Enlarge your practice ! Architecture et cultures numériques


S'arrêter, stopper, achever, aucun de ces termes ne parvient vraiment à designer la fin de l’aventure que représente la tenue d’un blog durant trois ans. Plusieurs années à tenir ce journal numérique dédié à l'architecture et aux productions urbaines contemporaines, comme un programme de recherche constamment actualisé. Faire de l’architecture un sujet plutôt qu’un objet d’information et développer le projet éditorial initial du site : parler de tout ce qui fait l'architecture et de tout ce qui lui fait défaut. Plusieurs années de partage, de découvertes, d’intuitions et d’informations stimulantes qui forment la chronique des années 2010, une décennie que l’acronyme GAFA résume bien. Les années Google, Apple, Facebook et Amazon…

C’est en fait peu de dire que l’informatique à profondément transformé la pratique architecturale. Sa démocratisation dans les années 1990, son adoption rapide dans les agences d’architecture et son intégration à marche forcée dans l’enseignement supérieur l’ont rendu incontournable, indispensable. De fait, l’informatique modifie de manière concrète les modes de production, les techniques de dessin, l’organisation du travail, les critères d’appréciation et d’évaluation des bâtiments, voire la conception architecturale elle-même.

On peut relire, amusé, un article du Monde Diplomatique « Faxer ou périr », illustrant les progrès des entreprises suite à l’avènement du fax et des premières télécommunications : « 1 080 fois plus rapide que le courrier et 7,5 fois plus que le télex, la télécopie arrivait à point nommé pour faire face à ce changement profond de temporalité ». Cependant, la disparation de cette technologie somme toute assez éphémère, ne peut que nous amener à la circonspection et à une critique des technologies informatiques sur un temps long.

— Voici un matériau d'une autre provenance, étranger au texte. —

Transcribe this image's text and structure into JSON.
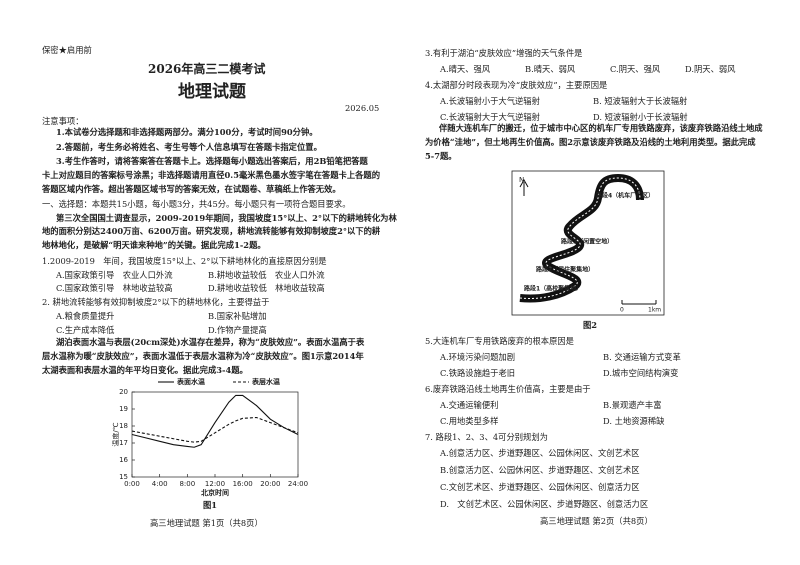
{
  "header": {
    "confidential": "保密★启用前",
    "exam": "2026年高三二模考试",
    "subject": "地理试题",
    "date": "2026.05"
  },
  "notice": {
    "title": "注意事项：",
    "lines": [
      "1.本试卷分选择题和非选择题两部分。满分100分，考试时间90分钟。",
      "2.答题前，考生务必将姓名、考生号等个人信息填写在答题卡指定位置。",
      "3.考生作答时，请将答案答在答题卡上。选择题每小题选出答案后，用2B铅笔把答题",
      "卡上对应题目的答案标号涂黑；非选择题请用直径0.5毫米黑色墨水签字笔在答题卡上各题的",
      "答题区域内作答。超出答题区域书写的答案无效，在试题卷、草稿纸上作答无效。"
    ]
  },
  "section": "一、选择题：本题共15小题，每小题3分，共45分。每小题只有一项符合题目要求。",
  "passages": [
    [
      "第三次全国国土调查显示，2009-2019年期间，我国坡度15°以上、2°以下的耕地转化为林",
      "地的面积分别达2400万亩、6200万亩。研究发现，耕地流转能够有效抑制坡度2°以下的耕",
      "地林地化，是破解“明天谁来种地”的关键。据此完成1-2题。"
    ],
    [
      "湖泊表面水温与表层(20cm深处)水温存在差异，称为“皮肤效应”。表面水温高于表",
      "层水温称为暖“皮肤效应”，表面水温低于表层水温称为冷“皮肤效应”。图1示意2014年",
      "太湖表面和表层水温的年平均日变化。据此完成3-4题。"
    ],
    [
      "伴随大连机车厂的搬迁，位于城市中心区的机车厂专用铁路废弃，该废弃铁路沿线土地成",
      "为价格“洼地”，但土地再生价值高。图2示意该废弃铁路及沿线的土地利用类型。据此完成",
      "5-7题。"
    ]
  ],
  "questions": [
    {
      "stem": "1.2009-2019　年间，我国坡度15°以上、2°以下耕地林化的直接原因分别是",
      "options": [
        "A.国家政策引导　农业人口外流",
        "B.耕地收益较低　农业人口外流",
        "C.国家政策引导　林地收益较高",
        "D.耕地收益较低　林地收益较高"
      ]
    },
    {
      "stem": "2. 耕地流转能够有效抑制坡度2°以下的耕地林化，主要得益于",
      "options": [
        "A.粮食质量提升",
        "B.国家补贴增加",
        "C.生产成本降低",
        "D.作物产量提高"
      ]
    },
    {
      "stem": "3.有利于湖泊“皮肤效应”增强的天气条件是",
      "options": [
        "A.晴天、强风",
        "B.晴天、弱风",
        "C.阴天、强风",
        "D.阴天、弱风"
      ]
    },
    {
      "stem": "4.太湖部分时段表现为冷“皮肤效应”，主要原因是",
      "options": [
        "A.长波辐射小于大气逆辐射",
        "B. 短波辐射大于长波辐射",
        "C.长波辐射大于大气逆辐射",
        "D. 短波辐射小于长波辐射"
      ]
    },
    {
      "stem": "5.大连机车厂专用铁路废弃的根本原因是",
      "options": [
        "A.环境污染问题加剧",
        "B. 交通运输方式变革",
        "C.铁路设施趋于老旧",
        "D.城市空间结构演变"
      ]
    },
    {
      "stem": "6.废弃铁路沿线土地再生价值高，主要是由于",
      "options": [
        "A.交通运输便利",
        "B.景观遗产丰富",
        "C.用地类型多样",
        "D. 土地资源稀缺"
      ]
    },
    {
      "stem": "7. 路段1、2、3、4可分别规划为",
      "options": [
        "A.创意活力区、步道野趣区、公园休闲区、文创艺术区",
        "B.创意活力区、公园休闲区、步道野趣区、文创艺术区",
        "C.文创艺术区、步道野趣区、公园休闲区、创意活力区",
        "D.　文创艺术区、公园休闲区、步道野趣区、创意活力区"
      ]
    }
  ],
  "figure_captions": [
    "图1",
    "图2"
  ],
  "map": {
    "north": "N",
    "labels": [
      "路段4（机车厂厂区）",
      "路段3（闲置空地）",
      "路段2（居住聚集地）",
      "路段1（高校聚集地）"
    ],
    "scale": [
      "0",
      "1km"
    ]
  },
  "footers": [
    "高三地理试题 第1页（共8页）",
    "高三地理试题 第2页（共8页）"
  ],
  "chart_data": {
    "type": "line",
    "x_label": "北京时间",
    "y_label": "温度/℃",
    "x": [
      0,
      2,
      4,
      6,
      8,
      9,
      10,
      12,
      14,
      15,
      16,
      18,
      20,
      22,
      24
    ],
    "series": [
      {
        "name": "表面水温",
        "color": "#111111",
        "line_style": "solid",
        "values": [
          17.5,
          17.3,
          17.1,
          16.9,
          16.8,
          16.75,
          16.9,
          18.2,
          19.4,
          19.8,
          19.8,
          19.2,
          18.4,
          17.9,
          17.5
        ]
      },
      {
        "name": "表层水温",
        "color": "#111111",
        "line_style": "dashed",
        "values": [
          17.7,
          17.55,
          17.4,
          17.25,
          17.1,
          17.05,
          17.1,
          17.6,
          18.1,
          18.3,
          18.45,
          18.5,
          18.2,
          17.9,
          17.6
        ]
      }
    ],
    "xlim": [
      0,
      24
    ],
    "xticks": [
      {
        "value": 0,
        "label": "0:00"
      },
      {
        "value": 4,
        "label": "4:00"
      },
      {
        "value": 8,
        "label": "8:00"
      },
      {
        "value": 12,
        "label": "12:00"
      },
      {
        "value": 16,
        "label": "16:00"
      },
      {
        "value": 20,
        "label": "20:00"
      },
      {
        "value": 24,
        "label": "24:00"
      }
    ],
    "ylim": [
      15,
      20
    ],
    "yticks": [
      15,
      16,
      17,
      18,
      19,
      20
    ]
  }
}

Tout comme la pratique de la maîtrise d’œuvre, la diffusion de la culture architecturale, l’accès à l’information, en un mot le savoir des architectes à lui aussi été bouleversé par les apports de l’informatique et de la communication. D’innombrables données sont instantanément disponibles, des publications rares accessibles gratuitement, des contenus factuels, photographiques ou techniques en consultation libre... L’ensemble de ces documents forme une ressource quasi-infinie, une somme d’information à même de répondre à tous les questionnements des architectes et du grand public. Convocable à la demande, cette mémoire externe représente à la fois une opportunité sans équivalent de partage et de diffusion du savoir architectural et sa limite même, incarnée par le recours systématique à un nombre réduit de moteurs de recherches et à quelques encyclopédies on-line qui conduit paradoxalement à un rétrécissement du champ intellectuel de la discipline.

Quel que soit son support, la production de contenus et la diffusion de la culture architecturale se fait aujourd'hui à destination d’un public ou d'un lectorat clairsemé. Un public d’autant moins nombreux que la spécialisation des pratiques des agences d’architectures va croissant et que les réflexions de l’architecture et l’urbanisme semblent se développer en marge des débats de société. L’audience et l’appétence du public pour l’architecture, son actualité scientifique, ses événements culturels, ses distinctions ou ses projets remarquables est de fait extrêmement variable. Bien que des formes d’attachement, de fidélité ou de communautés se développent sur le web, les usages d’internet accentuent la volatilité de l’intérêt pour l’information d’architecture et la fidélité de ce public versatile n’est évaluée qu’à l’aune de l’immédiateté.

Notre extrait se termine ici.